Using Yelp Data to Predict Restaurant Closure

Published in

Towards Data Science

11 min readJan 7, 2018

Michail Alifierakis is an aspiring data scientist and a Chemical Engineering PhD candidate at Princeton University where he models the mechanical and electrical properties of complex materials. He was an Insight Data Science Fellow in Fall 2017. At Insight, in three weeks, he built a model that predicts restaurant closure within a four-year period time frame.

As a fellow at Insight Data Science, I had the opportunity to spend three weeks building the Restaurant Success Model: A model that evaluates whether a restaurant is likely to succeed or fail within the next four years. The most challenging part of this project was to build the right dataset that contained current information about restaurants that existed at some point in the past and to engineer predictive features.

Past efforts to use Yelp data to predict the success of restaurants using the Yelp star rating were unsuccessful. On the other hand, Yelp reviews text is very predictive of restaurant closure on short time scales. In my work I engineered features that are predictive on larger time scales (four years) using metadata from Yelp reviews and features based on relative performance to surrounding restaurants. More details for this problem, the procedure used and the obtained results are presented below.

1. Defining the problem

The U.S. restaurant industry is really large, generating revenues of about $799 billion in 2016, distributed between more than 1 million businesses that employ about 10% of the U.S. workforce. Given the large number of small businesses and the total size of this industry, I decided to create a model that can help restaurant lenders (such as banks) and investors decide whether they should lend/invest at a particular restaurant based on the likelihood that it is going to fail within the next few years.

Restaurant closure is a very clear metric for success although more complicated success metrics can be designed. The restaurant closure metric choice allowed me to frame this problem as a classification problem and it made it easier to obtain labeled data. More detailed information about the performance of each restaurant is hard to find as most restaurants are private companies.

2. Building the dataset

A labeled dataset that can be used to solve the above problem of restaurant closure does not exist to the best of my knowledge. As a starting point, to construct such dataset, I had to find a list of restaurants that existed at some point in the past and then match that information with current information about the restaurants.

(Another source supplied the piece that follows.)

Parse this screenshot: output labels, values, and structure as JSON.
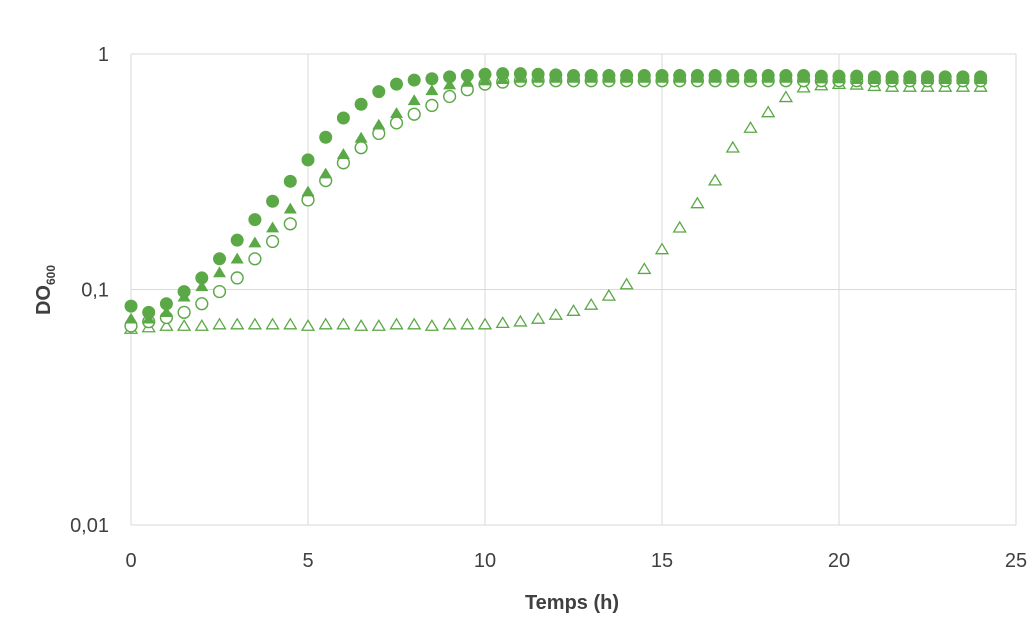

My starting dataset was a Yelp dataset released in 2013. This dataset contains information about business in the Phoenix, AZ area. Using the training data of this dataset I decided to work only with restaurants and only with the restaurants that were still open when this dataset was obtained.

This dataset and all other datasets released by Yelp for academic use do not contain the real business identification codes or phone numbers. These codes, if available, would make it easy to obtain current data from the Yelp API. To overcome the lack of business ids, I used the Yelp Search API to search for each restaurant from the old list using their name and address but the results were disappointing.

Using this approach, only two thirds of the restaurants were matched with current information. The remaining searches gave results that did not correspond to the real restaurant. The basic problem with this search method, though, was not the number of data points, it was the bias in the way the results are returned.

The restaurants that were returned correctly through Yelp Search were restaurants that are either still open or closed very recently. This resulted in a dataset that contained almost exclusively successful restaurants (since even the restaurants that closed are restaurants that managed to remain open for about four years since the release of the original dataset). For the remaining restaurants I could not be certain whether they closed or not until I obtained specific information for each of those restaurants.

2a) Solution in obtaining the right current restaurant information

Even though Yelp does not return the results of restaurants that are closed for a long time through the Yelp Search API, it does retain that information in their database. My solution was to use the Google Search API to search the yelp.com domain and extract the business ids of the restaurants that were not yet matched. Those business ids were used to pull current data directly from Yelp through their Yelp Business API. This allowed me to get information on most of the remaining restaurants and build a meaningful model.

2b) Joining the old and new datasets

The way I confirmed whether a restaurant from the old and new dataset were the same was by checking if the first four characters of the old/new restaurant name were contained within the new/old restaurant name and the first four characters of the address were the same. For restaurants that only matched one of the above two criteria, I manually checked to identify the reason and I created a dictionary of restaurant names that have changed in the Yelp database since 2013 (e.g. Kentucky Fried Chicken changed to K.F.C.).

In total, the final dataset contains 3,327 restaurants and about 23% of them have closed since 2013. The process followed to create this dataset is outlined in the following graph.

Graph of process of creating the discussed dataset. The percentages indicate the percentage of data points carried from the previous step.

3. Feature engineering

The predictive ability of the original features provided by Yelp (e.g. the Yelp star rating) was very poor. As seen below, the Yelp star rating distributions look very similar for open and closed restaurants.

Yelp star distribution for restaurants that remained open in the 4-year period (black) and for restaurants that closed (red). On the left, the percentages per category are shown, where the similarity of the two categories becomes apparent. On the right, the absolute numbers are presented, which give a better picture of the class imbalance.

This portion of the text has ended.